As for any difference between the perception among Londoners (and commuters and tourists) about crime, and actual crime – which may affect people enough to alter their habits, which may have an economic impact – one factor may be the highly publicised, shocking crimes, such as murder, whether by guns or knives. For example, the shooting dead of a 15-year-old at a park in Ladbroke Grove in July. Afterwards the leader of Kensington council, Elizabeth Campbell, told the council’s July meeting: “Like many boroughs across London, it feels like we are starting to see a worrying new normal, where crime now involves guns.” Significantly, she spoke then of ‘more police on our streets’ as a visible deterrent, and wishing for ‘more police on our streets’.

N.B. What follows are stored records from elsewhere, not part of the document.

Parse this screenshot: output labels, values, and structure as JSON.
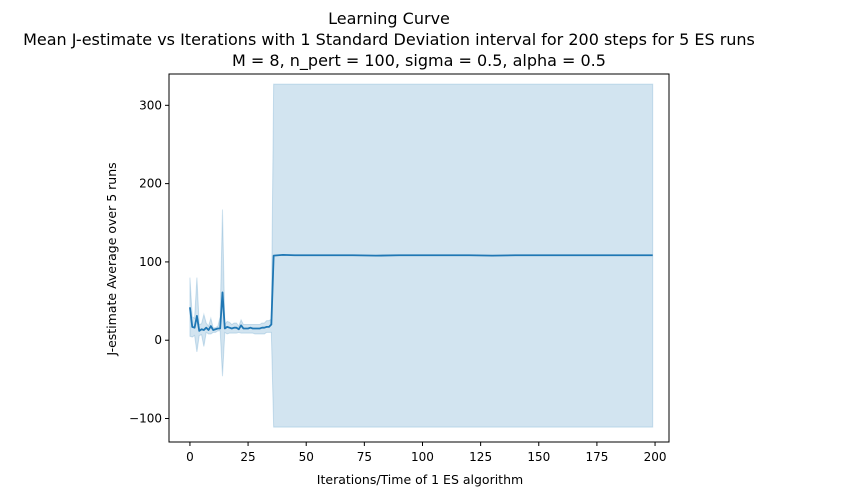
{
  "chart_data": {
    "type": "line",
    "title": "Learning Curve",
    "subtitle_lines": [
      "Mean J-estimate vs Iterations with 1 Standard Deviation interval for 200 steps for 5 ES runs",
      "M = 8, n_pert = 100, sigma = 0.5, alpha = 0.5"
    ],
    "xlabel": "Iterations/Time of 1 ES algorithm",
    "ylabel": "J-estimate Average over 5 runs",
    "xlim": [
      -9,
      206
    ],
    "ylim": [
      -130,
      340
    ],
    "xticks": [
      0,
      25,
      50,
      75,
      100,
      125,
      150,
      175,
      200
    ],
    "yticks": [
      -100,
      0,
      100,
      200,
      300
    ],
    "grid": false,
    "colors": {
      "line": "#1f77b4",
      "band": "#1f77b4",
      "band_opacity": 0.2
    },
    "series": [
      {
        "x": [
          0,
          1,
          2,
          3,
          4,
          5,
          6,
          7,
          8,
          9,
          10,
          11,
          12,
          13,
          14,
          15,
          16,
          17,
          18,
          19,
          20,
          21,
          22,
          23,
          24,
          25,
          26,
          27,
          28,
          29,
          30,
          31,
          32,
          33,
          34,
          35,
          36,
          40,
          45,
          50,
          60,
          70,
          80,
          90,
          100,
          110,
          120,
          130,
          140,
          150,
          160,
          170,
          180,
          190,
          199
        ],
        "y": [
          42,
          17,
          16,
          31,
          12,
          14,
          13,
          16,
          13,
          18,
          13,
          14,
          15,
          15,
          61,
          15,
          17,
          16,
          15,
          16,
          16,
          14,
          19,
          15,
          15,
          15,
          16,
          15,
          15,
          15,
          15,
          16,
          16,
          17,
          17,
          20,
          108,
          109,
          108.5,
          108.5,
          108.5,
          108.5,
          108,
          108.5,
          108.5,
          108.5,
          108.5,
          108,
          108.5,
          108.5,
          108.5,
          108.5,
          108.5,
          108.5,
          108.5
        ],
        "lower": [
          5,
          4,
          6,
          -15,
          6,
          7,
          -8,
          10,
          8,
          8,
          10,
          10,
          12,
          12,
          -46,
          10,
          8,
          9,
          9,
          9,
          9,
          10,
          9,
          9,
          9,
          9,
          9,
          9,
          8,
          8,
          8,
          8,
          8,
          10,
          10,
          10,
          -111,
          -111,
          -111,
          -111,
          -111,
          -111,
          -111,
          -111,
          -111,
          -111,
          -111,
          -111,
          -111,
          -111,
          -111,
          -111,
          -111,
          -111,
          -111
        ],
        "upper": [
          80,
          30,
          28,
          80,
          20,
          21,
          33,
          22,
          18,
          28,
          16,
          16,
          18,
          30,
          167,
          20,
          24,
          23,
          20,
          22,
          22,
          18,
          26,
          20,
          20,
          20,
          20,
          20,
          20,
          20,
          20,
          22,
          22,
          25,
          25,
          27,
          327,
          327,
          327,
          327,
          327,
          327,
          327,
          327,
          327,
          327,
          327,
          327,
          327,
          327,
          327,
          327,
          327,
          327,
          327
        ]
      }
    ]
  }
}
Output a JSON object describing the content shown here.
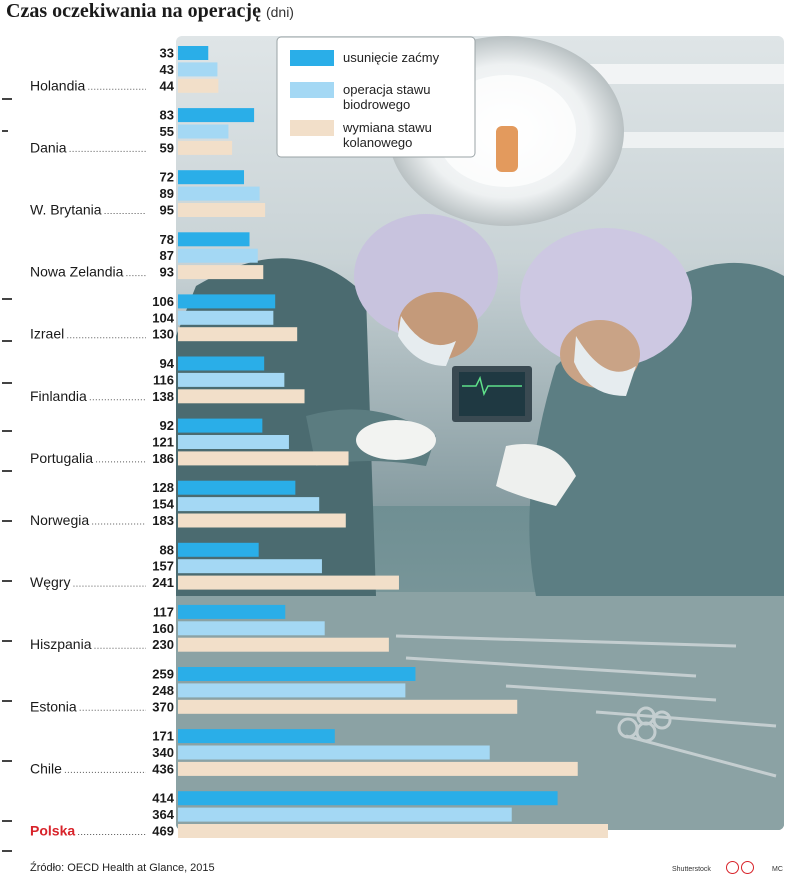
{
  "title": "Czas oczekiwania na operację",
  "title_unit": "(dni)",
  "source": "Źródło: OECD Health at Glance, 2015",
  "photo_credit": "Shutterstock",
  "author": "MC",
  "colors": {
    "bar1": "#2aaee8",
    "bar2": "#a4d8f4",
    "bar3": "#f2dfc9",
    "highlight": "#d8232a",
    "text": "#1a1a1a"
  },
  "chart_data": {
    "type": "bar",
    "orientation": "horizontal",
    "categories": [
      "Holandia",
      "Dania",
      "W. Brytania",
      "Nowa Zelandia",
      "Izrael",
      "Finlandia",
      "Portugalia",
      "Norwegia",
      "Węgry",
      "Hiszpania",
      "Estonia",
      "Chile",
      "Polska"
    ],
    "highlighted_category": "Polska",
    "series": [
      {
        "name": "usunięcie zaćmy",
        "values": [
          33,
          83,
          72,
          78,
          106,
          94,
          92,
          128,
          88,
          117,
          259,
          171,
          414
        ]
      },
      {
        "name": "operacja stawu biodrowego",
        "values": [
          43,
          55,
          89,
          87,
          104,
          116,
          121,
          154,
          157,
          160,
          248,
          340,
          364
        ]
      },
      {
        "name": "wymiana stawu kolanowego",
        "values": [
          44,
          59,
          95,
          93,
          130,
          138,
          186,
          183,
          241,
          230,
          370,
          436,
          469
        ]
      }
    ],
    "legend_position": "top-center",
    "grid": false
  }
}
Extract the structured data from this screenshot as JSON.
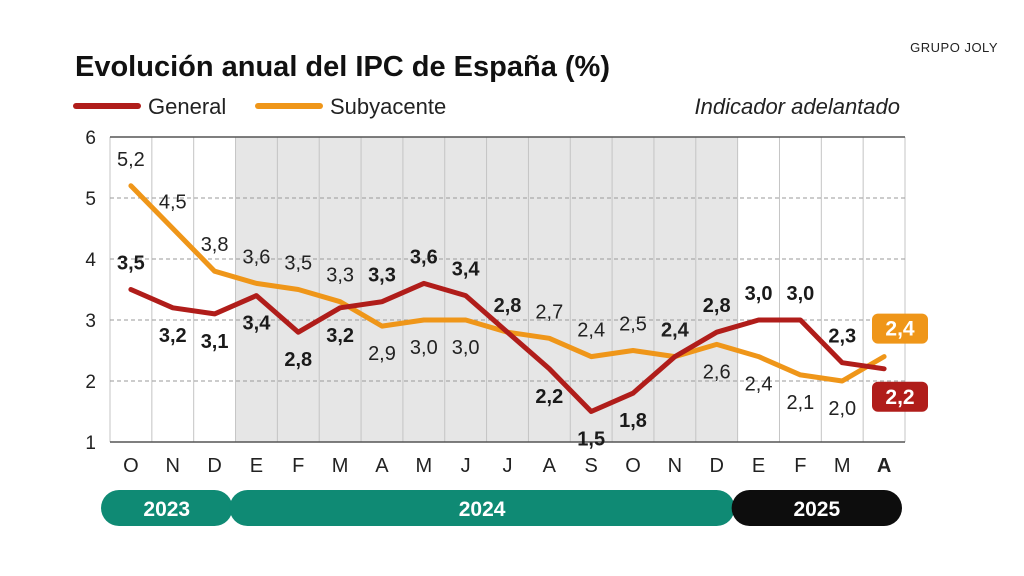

That begs the question of whether such extremes are thankfully rare or but the tip of an iceberg of near-misses, and violence; and whether the causes of violence are wider; for example, raised at that July council meeting at Kensington were school exclusions in the borough, ‘especially those from ethnic minorities and with special educational needs, and the detrimental impact on their life outcomes, such as mental health issues and imprisonment’, to quote from the minutes.
Camden councillor Adam Harrison, Cabinet Member for Planning, is pictured with members of the council’s community safety enforcement team; Camden’s patrollers have the power to issue fines (£120 for littering and £1,000 for fly-tipping).
Bid criteria
The October edition of Professional Security Magazine considered how councils judge tenders, whether based on (lowest) price or other criteria of those bidding. In north London, Camden’s cabinet recently agreed a procurement strategy for contracts to cover Camden’s Mechanical and Electrical (M&E) services including lifts and ‘ancilliary services’ such as door entry, shutters and gates, and CCTV maintenance, for council owned housing. Tenders will be weighted 60 per cent on price and 40pc service delivery and quality assessment (including ten per cent social value).